Au Chili, où la révolte continue, « les politiciens mettent le pays à sac depuis quarante ans »
Les annonces du président pour répondre à la crise sociale ne satisfont pas les manifestants
Cette fois-ci, ils ont défilé à vélo. Plusieurs milliers de cyclistes chiliens ont convergé dimanche vers la Plaza Italia de Santiago (la capitale), devenue depuis le 18 octobre le point de ralliement des manifestants hostiles à Sebastian Piñera. Les annonces du chef de l’Etat, qui avait promis la veille un vaste remaniement gouvernemental, n’ont convaincu personne dans la foule, déjà compacte en milieu de journée. « On veut qu’il parte, lui, avec ses ministres », a ainsi juré Gualdo, sa fille de 3 ans sur les épaules.
Le président de droite concentre les critiques, moins de deux ans après son élection avec un score sans appel (54,58%). Un spectaculaire retournement de situation pour l’homme d’affaires, qui n’en finit plus de vaciller depuis l’éclosion du mouvement déclenché par une hausse de plus de 3 % des tarifs du métro à Santiago – elle a été suspendue depuis.
Après avoir décrété l’état d’urgence – il devait être levé dimanche à minuit – instauré un couvre-feu dans les grandes villes et parlé de «guerre», le milliardaire a tenté d’amorcer un virage social en annonçant dans la semaine, par exemple, une revalorisation du minimum vieillesse. Celui que les frondeurs accusent d’avoir le sang de 19 manifestants sur les mains a aussi adopté un ton plus conciliant, demandant « pardon » et assurant que le message était passé. « Le Chili est différent de celui qu’il était il y a une semaine », a-t-il déclaré samedi dans une allocution retransmise depuis la Moneda, le palais présidentiel. Sans avoir eu, pour l’heure, d’effet sur la détermination des manifestants.

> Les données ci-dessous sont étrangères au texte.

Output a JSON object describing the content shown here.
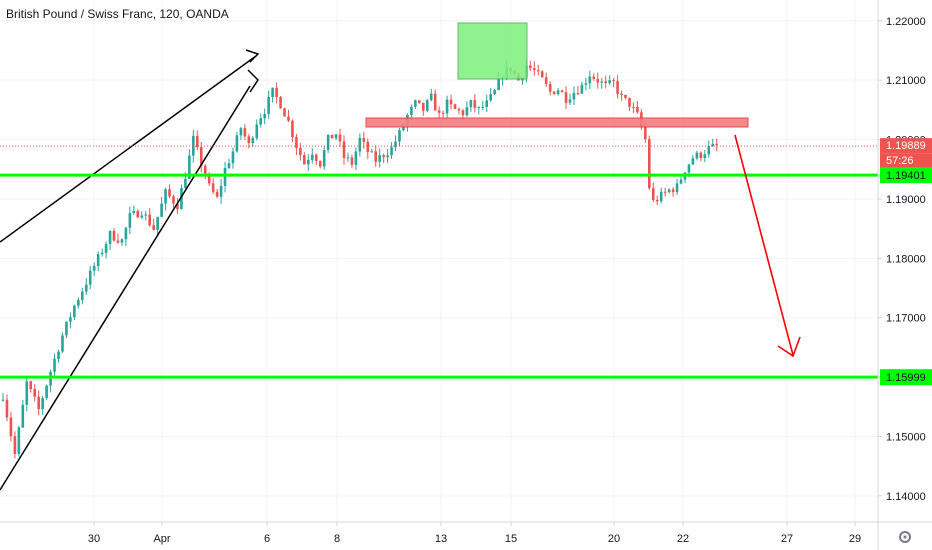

Ils étaient environ un million vendredi sur la Plaza Italia et dans toutes les rues alentour, dans un retentissant carillon de casseroles. Une foule compacte sans équivalent depuis la fin de la dictature d’Augusto Pinochet, en 1990. Des scènes similaires se sont déroulées dans toutes les autres grandes villes, notamment à Viña del Mar, à Antofagasta ou encore à Valparaiso, le long de la côte pacifique. «Nous voulons du changement, nous voulons entrer dans l’histoire », résumait samedi Javiera, étudiante en psychologie de 22 ans. Car, au-delà du cas Piñera, c’est un malaise profond qui s’exprime, provoqué par les inégalités endémiques, elles-mêmes dues aux politiques libérales des gouvernements successifs. « On paie chaque mois pour la retraite et, le moment venu, on n’a même pas de quoi payer le loyer», fustigeait la jeune femme rencontrée à Santiago. Mauricio, lui, ne connaît pas les fins de mois difficiles grâce à son confortable salaire d’ingénieur – l’équivalent de 3700 € par mois. Mais il craint de tomber dans la grande pauvreté le jour où sa santé flanchera, faute de couverture sociale universelle. «Le marché décide de tout ici », déplorait-il samedi. La crise, elle, a fait le bonheur de pillards, qui ont vandalisé et brûlé des dizaines de commerces à Santiago et dans plusieurs villes de province. « On parle là de la mise à sac de quelques supermarchés, relativise Julio, 54 ans. Mais les politiciens mettent le pays à sac depuis quarante ans.»
Une foule compacte sans équivalent depuis la fin de la dictature d’Augusto Pinochet en 1990.